First of all, there's hockey. It's the most obvious example of Canadians being obsessed with an ice-related activity. Hockey to a Canadian is a sacred tradition. It's a religion. It's life. Without hockey there are no Canadians, only Americans that have wandered too far north.
But the Canadian love of ice does not stop there. No, it continues on to figure skating. While less blatant, Canadians treat figure skating with incredibly high esteem as well. The country's citizens were close to declaring war when controversy initially cost a pair of Canadians an Olympic gold medal in pairs figure skating.

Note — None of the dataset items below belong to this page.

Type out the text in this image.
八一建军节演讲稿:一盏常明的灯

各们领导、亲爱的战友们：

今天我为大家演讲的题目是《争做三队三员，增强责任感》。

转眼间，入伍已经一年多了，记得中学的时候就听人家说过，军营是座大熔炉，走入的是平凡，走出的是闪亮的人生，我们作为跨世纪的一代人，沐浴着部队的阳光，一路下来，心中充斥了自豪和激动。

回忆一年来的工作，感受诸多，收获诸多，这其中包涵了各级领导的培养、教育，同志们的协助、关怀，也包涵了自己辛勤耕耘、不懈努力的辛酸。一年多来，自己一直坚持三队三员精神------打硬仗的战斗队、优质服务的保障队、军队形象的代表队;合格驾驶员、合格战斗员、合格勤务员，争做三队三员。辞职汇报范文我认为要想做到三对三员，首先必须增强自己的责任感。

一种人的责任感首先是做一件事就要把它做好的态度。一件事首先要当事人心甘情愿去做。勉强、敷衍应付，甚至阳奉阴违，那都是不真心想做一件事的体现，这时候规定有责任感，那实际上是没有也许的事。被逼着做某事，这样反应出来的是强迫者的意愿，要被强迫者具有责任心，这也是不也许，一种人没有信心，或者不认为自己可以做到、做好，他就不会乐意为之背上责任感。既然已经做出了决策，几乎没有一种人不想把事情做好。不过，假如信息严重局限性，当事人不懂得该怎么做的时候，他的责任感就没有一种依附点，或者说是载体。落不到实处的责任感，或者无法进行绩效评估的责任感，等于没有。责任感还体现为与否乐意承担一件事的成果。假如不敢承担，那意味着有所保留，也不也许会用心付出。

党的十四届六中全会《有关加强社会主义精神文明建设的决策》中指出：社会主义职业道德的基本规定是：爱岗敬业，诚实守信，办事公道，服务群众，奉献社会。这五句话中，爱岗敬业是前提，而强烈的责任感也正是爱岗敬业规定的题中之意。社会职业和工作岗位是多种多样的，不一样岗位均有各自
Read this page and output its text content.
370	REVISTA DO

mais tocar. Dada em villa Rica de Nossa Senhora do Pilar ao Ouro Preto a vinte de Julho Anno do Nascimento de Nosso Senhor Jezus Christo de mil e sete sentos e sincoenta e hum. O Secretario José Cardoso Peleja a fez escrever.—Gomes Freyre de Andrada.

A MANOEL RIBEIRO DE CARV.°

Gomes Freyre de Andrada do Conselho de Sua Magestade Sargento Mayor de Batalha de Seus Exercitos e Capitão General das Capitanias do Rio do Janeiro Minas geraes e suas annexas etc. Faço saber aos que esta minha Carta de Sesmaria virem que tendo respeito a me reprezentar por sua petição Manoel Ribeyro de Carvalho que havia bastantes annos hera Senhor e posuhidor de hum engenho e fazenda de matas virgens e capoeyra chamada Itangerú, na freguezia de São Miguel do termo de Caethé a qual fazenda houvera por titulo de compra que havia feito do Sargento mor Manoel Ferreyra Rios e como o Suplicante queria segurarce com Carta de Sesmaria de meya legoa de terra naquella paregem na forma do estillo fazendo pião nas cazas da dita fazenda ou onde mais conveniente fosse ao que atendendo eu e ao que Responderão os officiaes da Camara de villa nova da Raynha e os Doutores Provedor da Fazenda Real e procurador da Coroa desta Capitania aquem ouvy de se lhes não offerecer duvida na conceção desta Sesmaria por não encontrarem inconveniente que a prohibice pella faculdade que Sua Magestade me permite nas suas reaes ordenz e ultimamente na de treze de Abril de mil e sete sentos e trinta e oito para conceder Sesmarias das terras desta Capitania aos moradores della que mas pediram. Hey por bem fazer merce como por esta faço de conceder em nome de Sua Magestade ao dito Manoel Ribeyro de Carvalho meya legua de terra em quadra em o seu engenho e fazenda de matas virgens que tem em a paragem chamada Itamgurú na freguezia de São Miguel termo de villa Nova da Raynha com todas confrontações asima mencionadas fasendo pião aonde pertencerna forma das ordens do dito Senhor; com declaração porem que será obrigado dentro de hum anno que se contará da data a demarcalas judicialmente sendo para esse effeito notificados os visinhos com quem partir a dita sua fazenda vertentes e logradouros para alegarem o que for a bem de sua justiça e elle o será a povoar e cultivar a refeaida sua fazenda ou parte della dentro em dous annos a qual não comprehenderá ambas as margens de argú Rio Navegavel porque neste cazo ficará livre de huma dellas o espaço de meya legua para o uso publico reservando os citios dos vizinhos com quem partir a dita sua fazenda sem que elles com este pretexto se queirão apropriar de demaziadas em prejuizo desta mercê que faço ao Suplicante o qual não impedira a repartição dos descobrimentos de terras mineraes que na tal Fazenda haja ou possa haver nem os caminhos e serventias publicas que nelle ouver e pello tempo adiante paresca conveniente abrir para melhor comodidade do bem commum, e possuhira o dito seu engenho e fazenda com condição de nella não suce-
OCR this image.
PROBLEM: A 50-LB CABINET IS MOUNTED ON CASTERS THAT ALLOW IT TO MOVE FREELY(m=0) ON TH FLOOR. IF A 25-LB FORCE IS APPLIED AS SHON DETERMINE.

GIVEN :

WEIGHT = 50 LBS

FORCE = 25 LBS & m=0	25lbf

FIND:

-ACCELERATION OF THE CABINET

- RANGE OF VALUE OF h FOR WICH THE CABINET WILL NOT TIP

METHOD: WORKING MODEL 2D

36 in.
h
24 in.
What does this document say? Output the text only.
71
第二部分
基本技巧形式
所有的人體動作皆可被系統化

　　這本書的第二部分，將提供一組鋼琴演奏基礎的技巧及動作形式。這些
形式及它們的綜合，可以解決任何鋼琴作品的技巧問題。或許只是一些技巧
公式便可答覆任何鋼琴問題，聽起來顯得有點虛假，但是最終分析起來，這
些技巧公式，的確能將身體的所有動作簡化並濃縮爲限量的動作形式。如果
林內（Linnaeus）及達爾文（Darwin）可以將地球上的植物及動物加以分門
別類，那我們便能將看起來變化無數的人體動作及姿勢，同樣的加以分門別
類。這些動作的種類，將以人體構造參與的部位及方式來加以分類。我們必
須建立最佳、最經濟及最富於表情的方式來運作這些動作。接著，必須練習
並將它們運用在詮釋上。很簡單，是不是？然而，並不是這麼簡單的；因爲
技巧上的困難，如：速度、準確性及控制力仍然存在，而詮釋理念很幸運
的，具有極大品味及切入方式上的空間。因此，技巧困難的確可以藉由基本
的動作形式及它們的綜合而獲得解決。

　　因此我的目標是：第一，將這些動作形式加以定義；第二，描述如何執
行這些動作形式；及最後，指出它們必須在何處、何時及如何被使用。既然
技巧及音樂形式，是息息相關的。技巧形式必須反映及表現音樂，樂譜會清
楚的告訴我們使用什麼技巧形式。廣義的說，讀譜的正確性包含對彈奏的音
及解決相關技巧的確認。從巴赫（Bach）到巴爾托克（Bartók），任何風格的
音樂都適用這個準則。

But those interests generally make sense. Hockey and figure skating are popular around the world, not just in Canada.
However, there is one ice sport that defines Canada's bizarre obsession: curling.
While the game was not invented in Canada, it is a definite part of Canadian culture.
Though interesting and difficult to play, the sport of curling looks absolutely insane to outsiders.
Teams take turns throwing rocks down a sheet of ice trying to place their rocks closer to a goal than their opponent's. At first it sounds like a completely normal game, right? Wrong. In order to direct the rocks to the goal two team members shuffle slightly in front of the rock, sweeping the ice in front of it with brooms. Yes, brooms.
Household cleaning supplies aside, the game gets weirder.
In order to assist the sweepers in positioning the rock close to the goal, other members of the team scream instructions at them. That isn't an exaggeration. They scream. Loud. What you are left with is one person (having thrown the rock) sprawled on the ice, screaming uncontrollably as two other people awkwardly shuffle along, frantically sweeping a path across the ice. It looks just about as crazy as it sounds.
But Canadians love it.
While curling is played around the world, it has a huge following in Canada. There's just something about brooms and screaming that gets Canadians excited.
When trying to spot a prospective Canadian, mention curling. If the person mumbles something about how their hairstylist doesn't have time to fit them in for a good appointment, carry on with your day. That person isn't from Canada. However, if they immediately start sweeping and/or yelling, you've found yourself a Canadian. Congratulations.